D'après les informations recueillies par Jeune Afrique, cette loge féminine compte parmi ses membres des personnalités influentes comme Marie Rose Dibong, secrétaire d'État auprès du ministre de l'Habitat et du Développement urbain, la députée Élise Pokossy Doumbé ou l'entrepreneure Mariette Moulongo. Une participation qui a valu aux frères impliqués d'être radiés de la Gluc, qui pratique le Rite écossais ancien proscrivant la mixité en loge.
Les révélations de Jeune Afrique mettent également en évidence la rivalité persistante entre la Grande Loge unie du Cameroun (affiliée au Grand Orient de France) et la Grande Loge nationale du Cameroun (affiliée à la Grande Loge nationale de France). Cette rivalité s'inscrit dans un contexte international de divisions entre obédiences maçonniques "libérales" et "traditionnelles".
L'enquête de Jeune Afrique souligne que la Grande Loge nationale du Cameroun n'est pas épargnée non plus par les querelles internes. Des batailles judiciaires s'y jouent autour de la longévité exceptionnelle – deux décennies – du grand maître Pierre Moukoko Mbonjo, ancien ministre des Relations extérieures du pays.
Selon les sources de Jeune Afrique, c'est dans ce contexte de divisions que serait né le projet du "Grand Orient du Cameroun", porté par ce que certains qualifient de "dissidents" de la Gluc. Les membres de cette nouvelle structure, dirigée par Richard Ndjock, secrétaire général du ministère de la Santé, sont notamment adeptes du Rite écossais rectifié (aussi appelé Rite français), qui se distingue du Rite écossais ancien pratiqué par la Gluc.
Jeune Afrique rapporte que cette nouvelle initiative est perçue différemment selon les acteurs.
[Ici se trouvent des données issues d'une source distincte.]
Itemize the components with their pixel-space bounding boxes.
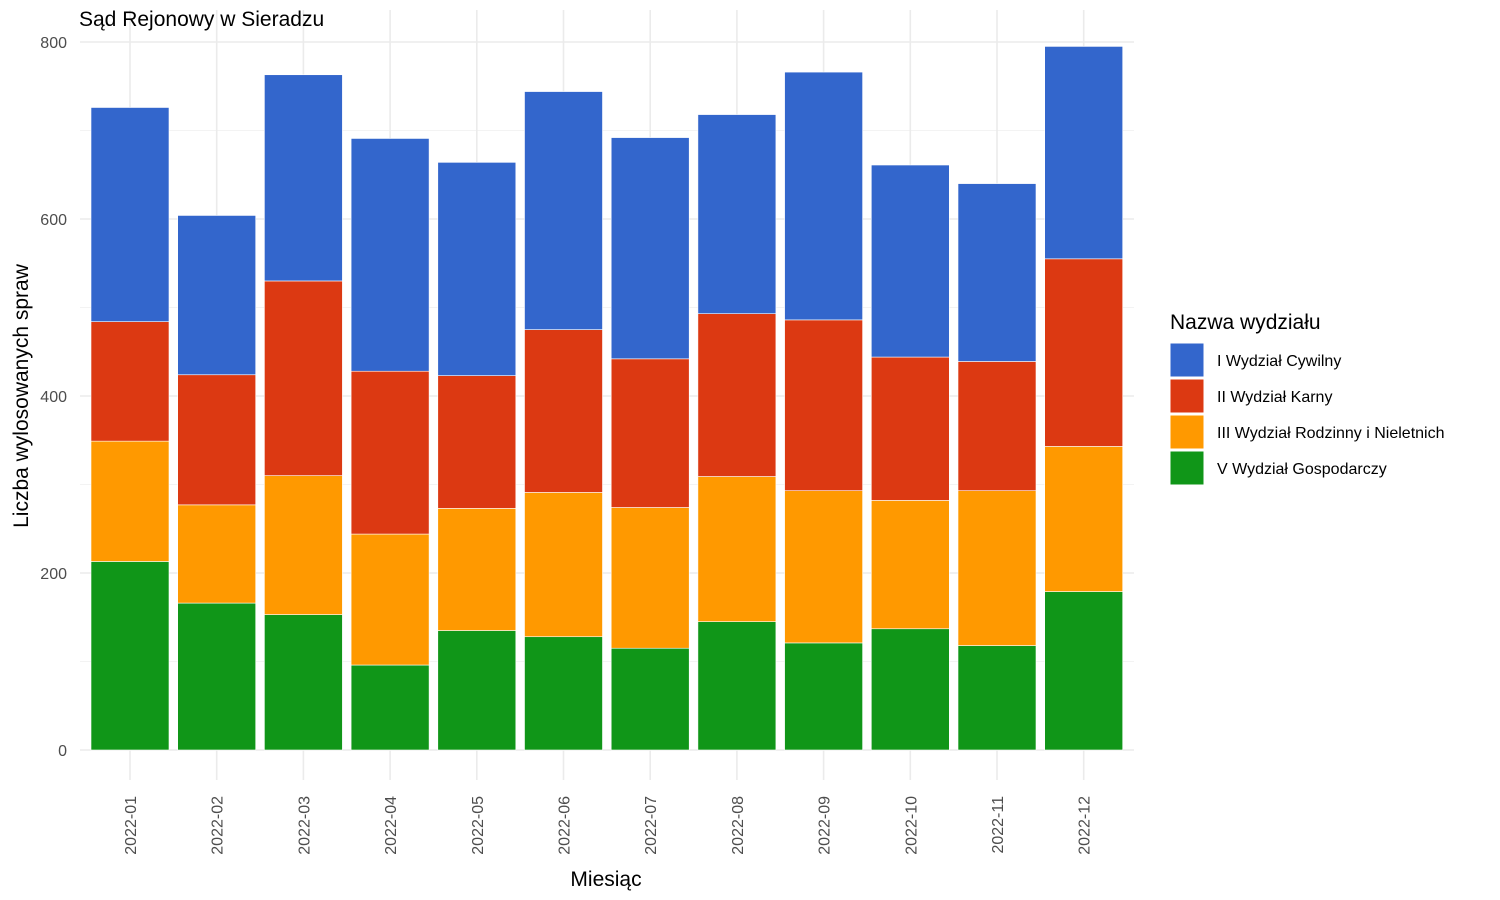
bar-segment-i-wydzia-cywilny [437, 162, 517, 376]
bar-segment-v-wydzia-gospodarczy [264, 614, 343, 751]
bar-segment-ii-wydzia-karny [350, 370, 430, 535]
bar-segment-iii-wydzia-rodzinny-i-nieletnich [437, 508, 517, 631]
x-tick-label: 2022-02 [210, 796, 227, 855]
bar-segment-i-wydzia-cywilny [350, 138, 430, 372]
y-tick-label: 600 [40, 212, 67, 229]
bar-segment-ii-wydzia-karny [524, 329, 603, 493]
bar-segment-v-wydzia-gospodarczy [437, 630, 517, 751]
bar-segment-iii-wydzia-rodzinny-i-nieletnich [350, 533, 430, 666]
bar-segment-iii-wydzia-rodzinny-i-nieletnich [697, 476, 777, 622]
bar-segment-v-wydzia-gospodarczy [177, 602, 256, 751]
bar-segment-ii-wydzia-karny [177, 374, 256, 506]
chart-title: Sąd Rejonowy w Sieradzu [79, 8, 324, 31]
legend-label: I Wydział Cywilny [1217, 353, 1341, 370]
bar-segment-i-wydzia-cywilny [957, 183, 1037, 362]
legend-title: Nazwa wydziału [1170, 311, 1321, 334]
y-axis-ticks: 0 200 400 600 800 [40, 35, 67, 760]
bar-segment-ii-wydzia-karny [90, 321, 170, 442]
bar-segment-v-wydzia-gospodarczy [524, 636, 603, 751]
x-axis-title: Miesiąc [570, 868, 641, 891]
bar-segment-iii-wydzia-rodzinny-i-nieletnich [784, 490, 863, 644]
bar-segment-i-wydzia-cywilny [524, 91, 603, 330]
bar-segment-i-wydzia-cywilny [870, 164, 950, 358]
x-tick-label: 2022-03 [296, 796, 313, 855]
bars [90, 46, 1123, 751]
legend: Nazwa wydziału I Wydział Cywilny II Wydzi… [1169, 311, 1445, 486]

Pour ses promoteurs, il s'agit de redynamiser une franc-maçonnerie camerounaise "plombée par une attraction en reflux, des querelles internes et une déconnexion avec les affaires de la cité". Pour ses détracteurs, il s'agit simplement d'une manœuvre de francs-maçons exclus cherchant à créer leur propre structure.
L'enquête exclusive de Jeune Afrique révèle que ces divisions maçonniques pourraient avoir des répercussions politiques significatives à l'approche de l'élection présidentielle. Traditionnellement, les réseaux maçonniques jouent un rôle important mais discret dans la vie politique camerounaise, servant parfois de lieux de dialogue entre personnalités de bords opposés.
La création potentielle d'une nouvelle obédience revendiquant des membres tant dans l'opposition que dans le pouvoir pourrait, selon certaines sources citées par Jeune Afrique, offrir un espace de dialogue précieux en cas de tensions post-électorales. D'autres y voient au contraire un facteur supplémentaire de division dans un paysage maçonnique déjà fragmenté.
En attendant la décision du Grand Orient de France en juin prochain, c'est une franc-maçonnerie camerounaise plus divisée que jamais qui observe avec inquiétude l'approche de l'échéance électorale d'octobre.